DOES’s overview: Director Hughes said the proposed FY26 operating budget for DOES is $181,600,000, composed of local, federal and special purpose revenue funds. He said the Marion Barry Summer Youth Employment Program would provide roughly 12,000 young residents with six‑week work experiences at more than 725 host sites; the agency intends to place 1,000 high school students in internships and to provide a 22–24 year old “reconnect” program for 175 young adults. Hughes discussed expansion of registered apprenticeships—DOES said it currently works with several hundred sponsors and spoke to a target of growing apprenticeship placements and pre‑apprenticeships, including a recent regionally registered apprenticeship for AI data annotators.

Workforce and training highlights: DOES described the DC Infrastructure Academy (DCIA) as training participants for immediate hiring in IT, energy and construction and said it planned to train about 350 participants and provide roughly 30 paid internships for DCIA graduates across city agencies. The department said it is using partnerships (Howard University, MedStar Georgetown and others) to expand healthcare career pipelines and planned additional on‑the‑job training slots this year.

Safety net and trust‑fund administration: Hughes emphasized DOES’s continuing role administering unemployment insurance (UI), workers’ compensation, the universal paid leave (UPL) program and paid family leave (PFL). He said UI tax collections improved and reported that the UI tax collection unit increased collections and compliance to secure about $11,600,000 in FY25 to protect the UI trust fund. DOES said the Office of Paid Family Leave adjudicated roughly 83,000 claims and paid about $130,000,000 in FY24 and $98,000,000 in FY25 to date.

Council questioning on Universal Paid Leave changes: Committee members pressed DOES on the mayor’s GrowDC proposal to reduce some UPL benefits (for example, a proposed change discussed in the hearing that would cap the weekly payment at $1,000 and reduce maximum weeks for some categories). Director Hughes said the FY26 package was devised to align revenues and benefits amid tight fiscal constraints and provided program utilization figures: average family‑leave utilization about 5.9 weeks and medical leave about seven weeks. The director also supplied a claimant breakdown for recent periods: parental leave claimants with weekly benefits over $1,000 were reported at about 52.3%; medical leave 21.7%; and family leave 15.3% (the department offered to follow up with more granular demographic data requested by council members).

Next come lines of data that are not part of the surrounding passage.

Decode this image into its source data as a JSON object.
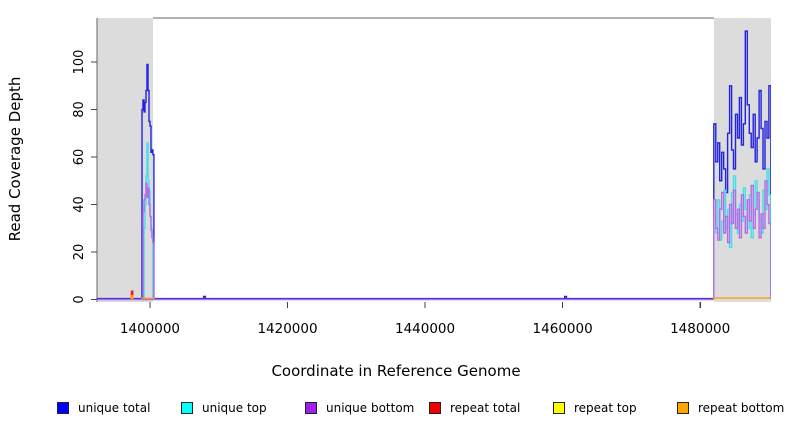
{
  "figure": {
    "xlabel": "Coordinate in Reference Genome",
    "ylabel": "Read Coverage Depth"
  },
  "legend": {
    "items": [
      {
        "label": "unique total",
        "color": "#0000FF"
      },
      {
        "label": "unique top",
        "color": "#00FFFF"
      },
      {
        "label": "unique bottom",
        "color": "#A020F0"
      },
      {
        "label": "repeat total",
        "color": "#EE0000"
      },
      {
        "label": "repeat top",
        "color": "#FFFF00"
      },
      {
        "label": "repeat bottom",
        "color": "#FFA500"
      }
    ]
  },
  "chart_data": {
    "type": "line",
    "subtype": "step-coverage",
    "title": "",
    "xlabel": "Coordinate in Reference Genome",
    "ylabel": "Read Coverage Depth",
    "xlim": [
      1392300,
      1490300
    ],
    "ylim": [
      0,
      118.5
    ],
    "x_ticks": [
      1400000,
      1420000,
      1440000,
      1460000,
      1480000
    ],
    "y_ticks": [
      0,
      20,
      40,
      60,
      80,
      100
    ],
    "grid": false,
    "legend_position": "bottom",
    "shading_color": "#DCDCDC",
    "background_shading": [
      {
        "x0": 1392300,
        "x1": 1400450
      },
      {
        "x0": 1481990,
        "x1": 1490300
      }
    ],
    "series": [
      {
        "name": "unique total",
        "color": "#2222DF",
        "segments": [
          {
            "x0": 1392400,
            "dx": 89600,
            "values": [
              0.4
            ]
          },
          {
            "x0": 1398840,
            "dx": 145,
            "values": [
              80,
              84,
              79,
              83,
              88,
              99,
              88,
              75,
              73,
              62,
              63,
              61
            ]
          },
          {
            "x0": 1407800,
            "dx": 260,
            "values": [
              1.3
            ]
          },
          {
            "x0": 1460300,
            "dx": 260,
            "values": [
              1.3
            ]
          },
          {
            "x0": 1481990,
            "dx": 286,
            "values": [
              74,
              58,
              66,
              50,
              62,
              55,
              45,
              70,
              90,
              63,
              55,
              78,
              68,
              85,
              65,
              74,
              113,
              82,
              70,
              64,
              78,
              58,
              68,
              88,
              72,
              55,
              75,
              68,
              90
            ]
          }
        ]
      },
      {
        "name": "unique top",
        "color": "#45DFE8",
        "segments": [
          {
            "x0": 1398840,
            "dx": 145,
            "values": [
              0,
              0,
              30,
              40,
              52,
              66,
              50,
              46,
              35,
              30,
              26,
              0
            ]
          },
          {
            "x0": 1481990,
            "dx": 286,
            "values": [
              35,
              28,
              42,
              25,
              33,
              46,
              30,
              38,
              22,
              45,
              52,
              36,
              28,
              40,
              33,
              47,
              38,
              30,
              44,
              26,
              36,
              50,
              42,
              34,
              28,
              46,
              38,
              55,
              44
            ]
          }
        ]
      },
      {
        "name": "unique bottom",
        "color": "#AF6EE8",
        "segments": [
          {
            "x0": 1392400,
            "dx": 89600,
            "values": [
              0
            ]
          },
          {
            "x0": 1398840,
            "dx": 145,
            "values": [
              0,
              37,
              42,
              44,
              49,
              43,
              47,
              40,
              35,
              29,
              26,
              24
            ]
          },
          {
            "x0": 1481990,
            "dx": 286,
            "values": [
              42,
              30,
              25,
              38,
              45,
              28,
              35,
              24,
              40,
              32,
              46,
              30,
              38,
              26,
              44,
              35,
              28,
              42,
              33,
              48,
              30,
              38,
              45,
              26,
              36,
              30,
              50,
              40,
              32
            ]
          }
        ]
      },
      {
        "name": "repeat total",
        "color": "#E82222",
        "segments": [
          {
            "x0": 1397300,
            "dx": 210,
            "values": [
              3.5
            ]
          }
        ]
      },
      {
        "name": "repeat top",
        "color": "#FFFF00",
        "segments": []
      },
      {
        "name": "repeat bottom",
        "color": "#FF9912",
        "segments": [
          {
            "x0": 1397300,
            "dx": 210,
            "values": [
              1.6
            ]
          },
          {
            "x0": 1398840,
            "dx": 1740,
            "values": [
              0.5
            ]
          },
          {
            "x0": 1481990,
            "dx": 8290,
            "values": [
              0.6
            ]
          }
        ]
      }
    ]
  }
}
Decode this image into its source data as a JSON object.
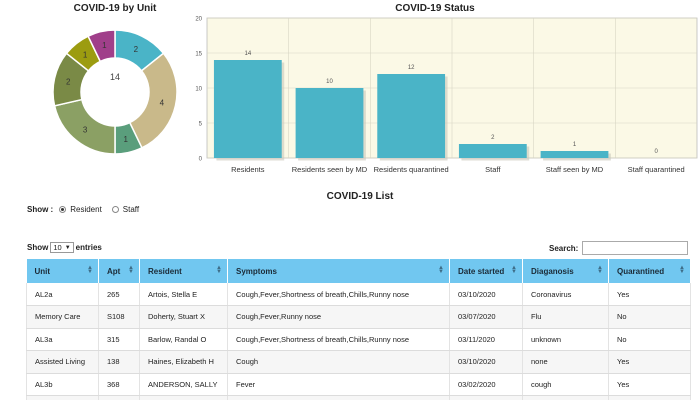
{
  "donut": {
    "title": "COVID-19 by Unit",
    "center_value": "14",
    "chart_data": {
      "type": "pie",
      "values": [
        2,
        4,
        1,
        3,
        2,
        1,
        1
      ],
      "labels": [
        "2",
        "4",
        "1",
        "3",
        "2",
        "1",
        "1"
      ],
      "colors": [
        "#4ab4c7",
        "#c9b98a",
        "#5a9e7c",
        "#8ba064",
        "#7a8a46",
        "#9c9c10",
        "#a03f8a"
      ]
    }
  },
  "bar": {
    "title": "COVID-19 Status",
    "chart_data": {
      "type": "bar",
      "categories": [
        "Residents",
        "Residents seen by MD",
        "Residents quarantined",
        "Staff",
        "Staff seen by MD",
        "Staff quarantined"
      ],
      "values": [
        14,
        10,
        12,
        2,
        1,
        0
      ],
      "ylim": [
        0,
        20
      ],
      "yticks": [
        0,
        5,
        10,
        15,
        20
      ],
      "bar_color": "#4ab4c7",
      "grid": true
    }
  },
  "list": {
    "title": "COVID-19 List",
    "show_label": "Show :",
    "radio_resident": "Resident",
    "radio_staff": "Staff",
    "entries_prefix": "Show",
    "entries_value": "10",
    "entries_suffix": "entries",
    "search_label": "Search:",
    "search_value": "",
    "columns": [
      "Unit",
      "Apt",
      "Resident",
      "Symptoms",
      "Date started",
      "Diaganosis",
      "Quarantined"
    ],
    "rows": [
      [
        "AL2a",
        "265",
        "Artois, Stella E",
        "Cough,Fever,Shortness of breath,Chills,Runny nose",
        "03/10/2020",
        "Coronavirus",
        "Yes"
      ],
      [
        "Memory Care",
        "S108",
        "Doherty, Stuart X",
        "Cough,Fever,Runny nose",
        "03/07/2020",
        "Flu",
        "No"
      ],
      [
        "AL3a",
        "315",
        "Barlow, Randal O",
        "Cough,Fever,Shortness of breath,Chills,Runny nose",
        "03/11/2020",
        "unknown",
        "No"
      ],
      [
        "Assisted Living",
        "138",
        "Haines, Elizabeth H",
        "Cough",
        "03/10/2020",
        "none",
        "Yes"
      ],
      [
        "AL3b",
        "368",
        "ANDERSON, SALLY",
        "Fever",
        "03/02/2020",
        "cough",
        "Yes"
      ],
      [
        "",
        "",
        "",
        "",
        "",
        "",
        ""
      ]
    ]
  }
}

First Source and local hiring: DOES provided First Source monitoring statistics: for calendar 2024 the department said 587 First Source agreements were executed and 889 hires were reported across those projects, with 477 hires (53.7%) filled by District residents. DOES staff told the committee that First Source monitoring and enforcement are ongoing and that assessed wage‑theft penalties are being collected and, when appropriate, directed to workforce training or outreach uses.

Jobs Trust Fund and training grants: DOES described the Jobs Trust Fund (fed by fines/penalties from compliance) as a small but targeted resource for competitive grants and training activities. The department reported $275,363.32 collected as of May 1 (FY25 to date) and signaled a proposed collection target of roughly $600,000 for FY26; DOES said grants from that fund are issued through public notices and competitive RFAs with applicant conferences and scoring.

Ending and follow-up: Committee members asked DOES to provide additional demographic and utilization data related to paid‑leave claims, the percentage of claimants exceeding the proposed new weekly cap, and more detailed job vacancy and apprenticeship cost estimates so the council can evaluate the budget’s fiscal assumptions. The committee left the hearing record open through June 25 and requested written back‑up materials.